もう一つの誤解は、悔い改めは救いの条件ではないということなのです。人間とは不思議なもので、聖書の中には救いに至る条件など何もなく、ただイエスを救い主と信じることによって救われるのだと言いながら、悔い改めない者は天国に入れないと言ってしまうことがあるのです。福音を信じることと救われるということは別の次元の事柄なのです。
人は救いに与らなければ悔い改めることはできません。先程も言ったように悔い改めるということは、神に向かって方向転換をすることですから、罪に支配されているうちは、神を見ることができないので、方向転換できないのが当たり前なのです。そして、救いを経験するということは、新しい価値観に気づくということなのです。新しい価値観とは神の価値観であり、福音の価値観なのです。
古い価値観とは自己中心的な価値観です。自分さえ良ければそれでいいのです。自分にとって都合のよい事ばかりがおきて、幸せな気分になる事が大切なのです。

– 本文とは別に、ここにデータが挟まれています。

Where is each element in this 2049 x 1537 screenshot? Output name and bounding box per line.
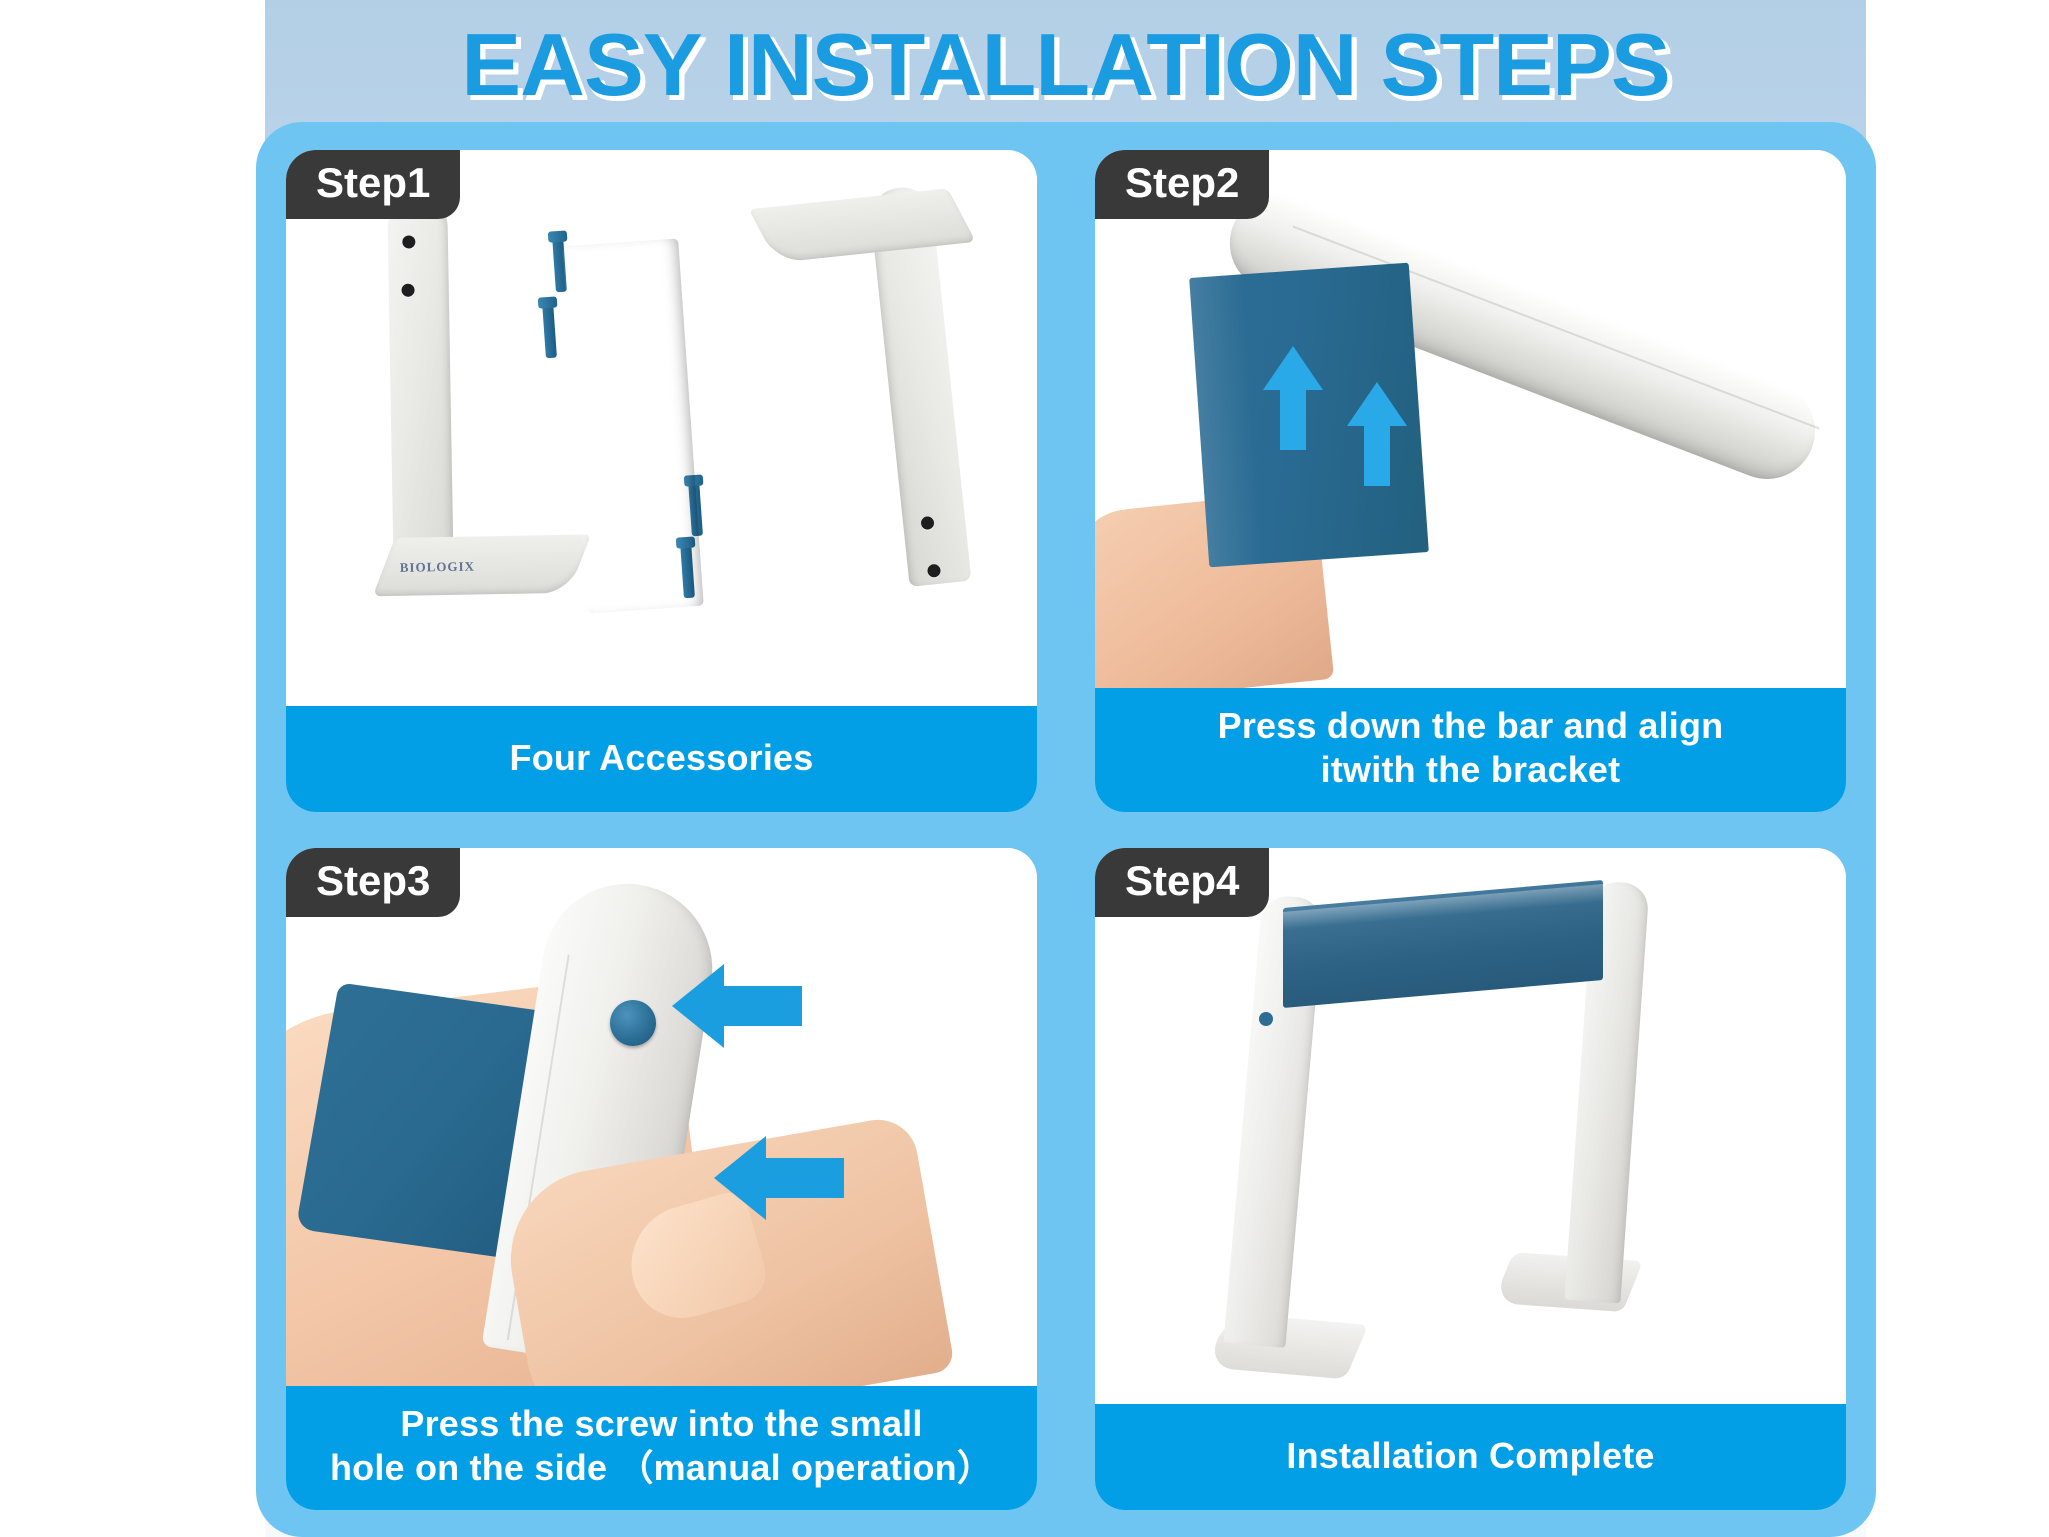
step3-caption: Press the screw into the small hole on t… [286, 1386, 1037, 1510]
step1-badge: Step1 [286, 150, 460, 219]
step2-caption-line-2: itwith the bracket [1113, 748, 1828, 792]
step-card-1[interactable]: Step1 BIOLOGIX [286, 150, 1037, 812]
brand-logo: BIOLOGIX [400, 559, 475, 576]
step3-badge: Step3 [286, 848, 460, 917]
step1-caption-line-1: Four Accessories [304, 736, 1019, 780]
white-right-leg-part [730, 184, 988, 636]
installation-poster: EASY INSTALLATION STEPS Step1 BIOLOGIX [265, 0, 1866, 1537]
step4-caption: Installation Complete [1095, 1404, 1846, 1510]
blue-crossbar-part [1283, 880, 1603, 1008]
step3-photo: Step3 [286, 848, 1037, 1386]
screw-hole-icon [1259, 1012, 1273, 1026]
step3-caption-line-2: hole on the side （manual operation） [304, 1446, 1019, 1490]
step4-badge: Step4 [1095, 848, 1269, 917]
step-card-2[interactable]: Step2 Press down the bar and align itwit… [1095, 150, 1846, 812]
step2-caption: Press down the bar and align itwith the … [1095, 688, 1846, 812]
steps-frame: Step1 BIOLOGIX [256, 122, 1876, 1537]
steps-grid: Step1 BIOLOGIX [286, 150, 1846, 1510]
step2-caption-line-1: Press down the bar and align [1113, 704, 1828, 748]
step-card-4[interactable]: Step4 Installation Complete [1095, 848, 1846, 1510]
blue-screw-knob [610, 1000, 656, 1046]
step4-photo: Step4 [1095, 848, 1846, 1404]
step2-photo: Step2 [1095, 150, 1846, 688]
step4-caption-line-1: Installation Complete [1113, 1434, 1828, 1478]
step3-caption-line-1: Press the screw into the small [304, 1402, 1019, 1446]
assembled-stand [1095, 848, 1846, 1404]
step-card-3[interactable]: Step3 Press the screw int [286, 848, 1037, 1510]
step1-photo: Step1 BIOLOGIX [286, 150, 1037, 706]
step2-badge: Step2 [1095, 150, 1269, 219]
page-title: EASY INSTALLATION STEPS [249, 14, 1882, 116]
blue-crossbar-part [562, 238, 703, 613]
step1-caption: Four Accessories [286, 706, 1037, 812]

そして、次の段階として自分の愛する者たちが同じように、幸せな気分になる事が大切なのです。とにかく自分や自分の愛するものたちが中心になっているのです。
しかし、新しい価値観、神の福音の価値観とは、イエスの生き方なのです。罪がないのに十字架に掛けられてしまうこと、罪がないのに罪の身代わりになる事なのです。この世の価値観から見るならば、バカげた、愚かな生き方なのです。しかし、その価値観から解放される時、私たちは本当の自由を手に入れることができるのです。
今、新しい時代に生かされている私たちはもう二度と律法主義という古い時代に逆戻りしてはいけないのです。愚かさから解放された者として自由に、喜びに満たされて、神を賛美し続ける生活をおくっていきましょう。